Grâce à des campagnes d'information, nous pouvons inciter les habitants des grandes villes à modérer leurs consommations. Nous en avons eu l'expérience lors des différentes crises pétrolières. Récemment, la ville allemande de Frankfort ainsi pu réduire d'environ 15% la consommation en eau potable de la ville. Ailleurs, comme au Japon, des communes n'ont pas hésité à recycler 100% de leur eaux usées.

Chacun peut participer à ces économies d'eau s'il prend par exemple la peine de surveiller les fuites d'eau éventuelles de son installation sanitaire et en achetant des appareils ménagers tels que lave-linge, lave-vaisselle et WC, plus économes. 

Dans certains pays, l'Etat propose même des incitants financiers aux utilisateurs qui achètent des produits peu énergivore de classe A ou qui aménagent des systèmes de recyclage.

On peut également rappeler tous les petits trucs de la vie courante qui permettent d'économiser l'eau : prendre des douches plutôt que des bains, ne pas laisser couler l'eau en permanence pendant le lavage des dents ou des mains, ne pas faire tourner de lave-linge ou de lave-vaisselle à moitié vide, laver sa voiture au seau d'eau plutôt qu'avec une lance, effectuer un binage de votre jardin pour économiser un à deux arrosages, arroser tard le soir pour réduire les pertes par évaporation et se rappeler que le paillage protège des grandes chaleurs et conserve mieux l'humidité du sol, etc.

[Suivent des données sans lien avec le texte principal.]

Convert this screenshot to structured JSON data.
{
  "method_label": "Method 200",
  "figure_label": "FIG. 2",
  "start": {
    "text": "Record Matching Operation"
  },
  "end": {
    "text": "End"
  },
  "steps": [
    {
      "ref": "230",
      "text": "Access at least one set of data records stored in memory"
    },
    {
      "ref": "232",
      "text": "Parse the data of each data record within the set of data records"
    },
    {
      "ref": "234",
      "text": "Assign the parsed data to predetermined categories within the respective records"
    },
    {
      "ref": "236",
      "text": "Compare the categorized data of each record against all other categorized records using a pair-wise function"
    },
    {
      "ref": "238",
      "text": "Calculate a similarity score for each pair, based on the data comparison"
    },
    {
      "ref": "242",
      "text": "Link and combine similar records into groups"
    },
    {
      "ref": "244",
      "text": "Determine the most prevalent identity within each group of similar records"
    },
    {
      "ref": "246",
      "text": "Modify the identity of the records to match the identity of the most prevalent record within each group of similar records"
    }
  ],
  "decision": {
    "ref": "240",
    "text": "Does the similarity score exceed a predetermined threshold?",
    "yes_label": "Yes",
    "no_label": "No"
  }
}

Enfin, rappelons qu'en moyenne, une personne consomme 140 litres d'eau par jour, soit environ 50 m3 par an. Une personne économe peut réduire sa consommation d'eau à environ 50 litres d'eau par jour soit 18 m3 par an. Une famille de quatre personnes consomme en moyenne chaque année au moins 130 m3 d'eau. A l'échelle de la planète, toutes ces petites gouttes font de véritables lacs ! Sachons les préserver.

Pollueur-payeur

Si la technologie ne peut remédier au gaspillage et à la pollution des ressources en eau, si les réserves naturelles ne sont pas respectées, lorsque la sensibilisation et le sens civique ne suffisent pas, peut être que si on touche à leur porte-feuille les contrevenants réfléchiront la prochaine fois avant de commettre un délit. L'Etat a donc décidé d'appliquer de nouvelles règles pour limiter les abus.

Il s'agit de pénalités financières qui s'appliquent à tous les acteurs concernés par l'eau : les traiteurs, les distributeurs et surtout les utilisateurs parmi lesquels les industriels et les agriculteurs. Cette épée de Damoclès doit inciter tout le monde à modérer sa consommation et à moins polluer, notamment en respectant les normes de qualité des eaux rejetées.

Deux régimes de taxations ont été instaurés : des taxes de prélèvement qui dépendent des quantités d'eau prélevées, et des redevances de pollution en cas de dépassement des normes. Ce sont ces dernières qui obéissent au principe du "pollueur-payeur" : le pollueur est taxé en fonction du volume ou de la masse du polluant détecté, dès lors qu'il y a dépassement d'une norme. Le montant de ces deux taxes est en général reporté sur les factures d'eau.

L'argent ainsi collecté par les organismes (intercommunales et agences de l'eau) peut être redistribué sous forme de subventions aux industriels et aux municipalités qui investissent dans l'installation ou l'amélioration de stations de traitement des eaux usées, ou encore aux agriculteurs qui se proposent par exemple d'acquérir un matériel d'épandage mieux adapté. Ces subventions représentent le second volet d'une politique d'incitation au respect des normes de qualité de la ressource, ainsi qu'à la restauration et à la préservation des milieux aquatiques.